A coalition of legal advocates again voiced their concerns Wednesday about the overrepresentation of former prosecutors and corporate attorneys serving as Connecticut judges.
They say few are defense attorneys or civil rights attorneys and that means they have less empathy for those appearing in the courts, likely unconsciously.
“That’s why we see so many unjust outcomes coming out of our judicial system,” Attorney Alex Taubes said.
Grace Brunner, president of the People’s Parity Project at UConn Law, said she came to law school to serve the public interest and not the corporate interests.
“Students shouldn’t have to choose between certain marginalized communities in pursuing public service as a judge,” Brunner said.
The Connecticut Pro-People Judiciary Coalition argued studies have suggested that judges’ past experiences color their rulings.

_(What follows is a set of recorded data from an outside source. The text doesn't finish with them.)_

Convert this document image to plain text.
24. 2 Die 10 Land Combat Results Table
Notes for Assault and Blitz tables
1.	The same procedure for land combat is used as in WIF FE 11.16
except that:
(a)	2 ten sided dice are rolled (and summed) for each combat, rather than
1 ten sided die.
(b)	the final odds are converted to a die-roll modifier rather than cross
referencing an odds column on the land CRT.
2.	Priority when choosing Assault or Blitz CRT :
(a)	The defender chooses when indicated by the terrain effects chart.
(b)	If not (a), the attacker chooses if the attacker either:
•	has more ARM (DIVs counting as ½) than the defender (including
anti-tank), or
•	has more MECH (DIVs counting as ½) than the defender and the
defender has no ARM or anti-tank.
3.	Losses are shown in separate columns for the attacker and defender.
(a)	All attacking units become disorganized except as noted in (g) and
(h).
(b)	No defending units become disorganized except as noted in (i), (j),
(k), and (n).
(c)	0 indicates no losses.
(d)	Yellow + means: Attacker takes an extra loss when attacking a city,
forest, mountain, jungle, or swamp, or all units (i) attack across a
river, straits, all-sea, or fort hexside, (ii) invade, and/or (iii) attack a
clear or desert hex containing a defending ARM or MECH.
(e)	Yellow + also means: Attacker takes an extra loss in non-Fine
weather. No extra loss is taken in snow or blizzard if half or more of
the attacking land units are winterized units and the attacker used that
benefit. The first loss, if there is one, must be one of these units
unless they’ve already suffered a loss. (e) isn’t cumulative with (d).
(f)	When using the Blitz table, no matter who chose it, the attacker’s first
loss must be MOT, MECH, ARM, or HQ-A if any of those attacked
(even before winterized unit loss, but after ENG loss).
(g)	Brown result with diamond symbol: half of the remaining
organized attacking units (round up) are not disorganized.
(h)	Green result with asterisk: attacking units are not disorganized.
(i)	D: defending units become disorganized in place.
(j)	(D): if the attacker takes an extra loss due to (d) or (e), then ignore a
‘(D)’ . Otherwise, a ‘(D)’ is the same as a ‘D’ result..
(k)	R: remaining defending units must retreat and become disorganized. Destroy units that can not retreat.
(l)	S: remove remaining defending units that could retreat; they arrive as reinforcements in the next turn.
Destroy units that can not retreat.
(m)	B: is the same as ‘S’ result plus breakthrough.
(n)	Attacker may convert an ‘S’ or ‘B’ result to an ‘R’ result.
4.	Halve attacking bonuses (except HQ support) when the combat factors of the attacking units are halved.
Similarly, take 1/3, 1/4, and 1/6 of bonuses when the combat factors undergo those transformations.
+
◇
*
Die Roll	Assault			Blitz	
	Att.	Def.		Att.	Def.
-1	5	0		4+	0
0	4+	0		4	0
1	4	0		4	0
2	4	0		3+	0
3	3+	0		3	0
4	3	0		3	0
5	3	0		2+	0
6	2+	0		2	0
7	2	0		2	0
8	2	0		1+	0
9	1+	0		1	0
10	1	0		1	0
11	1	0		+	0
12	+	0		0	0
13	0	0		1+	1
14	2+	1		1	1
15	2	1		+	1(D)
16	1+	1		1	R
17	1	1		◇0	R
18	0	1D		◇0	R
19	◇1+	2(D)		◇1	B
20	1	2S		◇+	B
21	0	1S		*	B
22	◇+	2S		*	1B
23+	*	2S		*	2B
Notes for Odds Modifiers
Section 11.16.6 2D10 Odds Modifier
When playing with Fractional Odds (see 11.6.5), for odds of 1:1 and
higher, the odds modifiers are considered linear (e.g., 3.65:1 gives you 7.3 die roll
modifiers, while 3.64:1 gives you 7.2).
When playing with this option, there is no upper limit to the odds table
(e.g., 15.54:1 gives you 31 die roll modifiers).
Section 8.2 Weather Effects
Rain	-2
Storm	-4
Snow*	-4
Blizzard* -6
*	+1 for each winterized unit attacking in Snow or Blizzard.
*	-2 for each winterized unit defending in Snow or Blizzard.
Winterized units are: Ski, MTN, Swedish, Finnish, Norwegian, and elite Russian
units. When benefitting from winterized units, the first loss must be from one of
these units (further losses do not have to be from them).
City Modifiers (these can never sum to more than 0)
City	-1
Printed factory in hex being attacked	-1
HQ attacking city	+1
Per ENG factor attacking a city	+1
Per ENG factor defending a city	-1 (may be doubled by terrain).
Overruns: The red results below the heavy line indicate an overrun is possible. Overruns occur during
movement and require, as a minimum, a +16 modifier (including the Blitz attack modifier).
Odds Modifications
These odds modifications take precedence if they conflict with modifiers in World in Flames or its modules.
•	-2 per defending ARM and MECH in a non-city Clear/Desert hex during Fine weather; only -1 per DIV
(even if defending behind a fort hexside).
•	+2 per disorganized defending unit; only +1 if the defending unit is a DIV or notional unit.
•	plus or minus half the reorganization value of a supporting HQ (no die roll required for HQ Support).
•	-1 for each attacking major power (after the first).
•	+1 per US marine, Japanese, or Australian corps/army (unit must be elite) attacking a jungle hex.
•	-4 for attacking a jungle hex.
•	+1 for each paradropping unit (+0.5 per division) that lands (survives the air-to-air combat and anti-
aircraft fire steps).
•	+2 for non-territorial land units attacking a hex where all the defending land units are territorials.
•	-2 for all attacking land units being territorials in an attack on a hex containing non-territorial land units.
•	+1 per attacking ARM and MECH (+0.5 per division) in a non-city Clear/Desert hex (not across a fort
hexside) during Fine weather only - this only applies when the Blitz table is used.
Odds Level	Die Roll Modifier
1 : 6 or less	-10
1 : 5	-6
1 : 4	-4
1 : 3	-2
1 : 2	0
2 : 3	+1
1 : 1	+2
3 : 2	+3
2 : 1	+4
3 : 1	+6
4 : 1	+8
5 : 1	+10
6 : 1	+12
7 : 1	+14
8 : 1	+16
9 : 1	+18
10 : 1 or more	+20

For instance, a judge who never worked as a defense attorney may be more likely to order harsher sentences in criminal cases and a former corporate attorney more likely to find in favor of corporations in employment cases.
Connecticut’s bench is currently unbalanced, according to the report which found that 38.5% of judges had a background in corporate law and 21% were former prosecutors while just 6.3% previously worked as public defenders and 4.9% worked in legal aid.
The divide was more pronounced on the state’s appellate courts where 50% of judges had experience representing corporations and 25% had spent time as prosecutors while just one judge, a Supreme Court justice, had a background including legal aid.
In a Zoom call Wednesday the group proposed seven candidates from public service for judgeships and said at least four have entered their names for Judicial Selection. Following that Lamont makes a decision of which ones to fill vacancies and go through the legislative process.
The group said there will be one vacancy on the state Supreme Court and dozens in the Superior Court during the next legislative session.
“The previous classes of judicial nominations Governor Lamont has made shows that he is committed to diversifying the bench in several ways, including through professional diversity,” Adam Joseph, Lamont’s spokesman said. “Our office has had discussions with representatives from the People’s Parity Project to listen to their suggestions for future nominations because this administration values their input. We welcome their continued thoughts on how we can further diversify the bench.”